For more help, view our recent webinar

Regulating the tax advice market

Susan Cattell, Head of Tax Technical Policy, outlines the ICAS response to significant proposals for strengthening the tax regulatory framework

HMRC issued an important consultation in March which set out the case for improving the tax advice market and outlined three potential regulatory models. It also proposed to strengthen controls on access to HMRC’s services for tax practitioners.

This was the latest in a series of consultations since 2020 on improving standards in the tax profession, following the recommendations made by the Independent Loan Charge Review.

Key points

We welcome government recognition in the consultation that the majority of tax advisers are competent and adhere to high professional standards.

We acknowledge that there is a minority of incompetent, unprofessional and unscrupulous advisers whose activities harm clients, reduce public revenue and undermine the tax advice market. We have no evidence to suggest that there are widespread concerns about the quality of tax practitioners licensed by ICAS (by reference to the lack of referrals from HMRC under the memorandum of understanding and the comparatively small number of regulatory and disciplinary orders applied by ICAS over the years). However, we recognise the need for government action to mitigate the risks to the public interest and have been calling for action for some time.

ICAS supports the first option for regulation, mandatory professional body membership for all tax agents. This would remove the uneven playing field for agents, provide a better level of protection for clients and increase confidence in the UK tax regime. In contrast to the other options, it could also be achieved in a proportionate and cost-effective way, allowing HMRC to focus its resources on its core role of running the tax system.

Scope of the requirement

We don’t agree that the requirement to belong to a professional body should only apply to those who interact with HMRC. This might make the system easier to implement, but it could reduce the effectiveness of the regime and wouldn’t address the concerns that have been identified. It could also offer opportunities to bypass regulation.

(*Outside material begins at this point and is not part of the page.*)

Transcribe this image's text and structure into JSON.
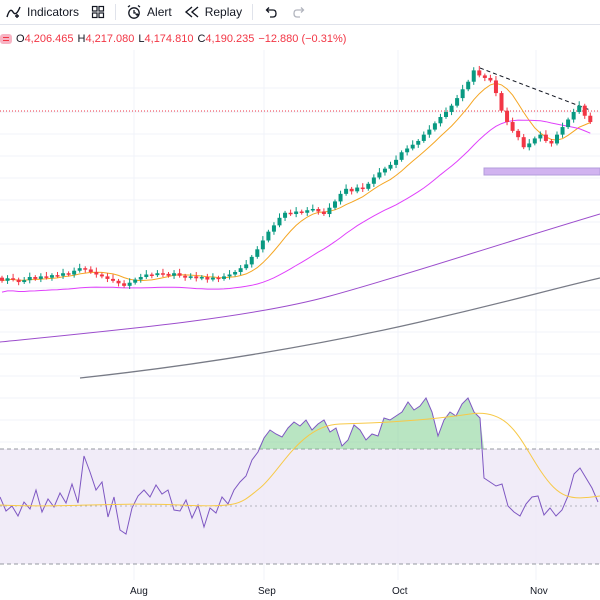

The consultation also proposes that groups of tax practitioners already subject to robust regulation would be excluded from the requirements, for example those providing legal services, licensed conveyancers and independent financial advisers. We don’t support such an exclusion because it wouldn’t produce a level playing field. Excluding parts of the tax adviser population would undermine any benefits from creating a new regulatory framework. In our view, any professional body that wanted to be a regulator for tax purposes should be required to meet the published eligibility criteria for tax regulatory bodies that will need to be put in place as part of the implementation of the new regime.

Mandatory registration of agents

We agree that any agent interacting with HMRC should have to register with HMRC, because HMRC needs to know who it is dealing with and should be able to track poor behaviour across different cases handled by an agent.

Joint response to the consultation

ICAS is one of the seven professional bodies that make up the Professional Conduct in Relation to Taxation (PCRT) group. PCRT is a code setting out the principles and standards of behaviour that all members, affiliates and students of the PCRT bodies must follow in their tax work.

The group has submitted a joint response to the consultation, supporting the first option (mandatory membership of a professional body), if it is appropriately designed and scoped. This option builds on work the group has done to drive high standards through developing and embedding PCRT within our membership. Using existing mechanisms for monitoring and enforcement is likely to be the least costly and least disruptive approach for those who already meet high standards.

The response also calls for the potential costs of the proposed regime to be quantified. Any increased costs need to be proportionate to the identified shortcomings in the existing tax advice market.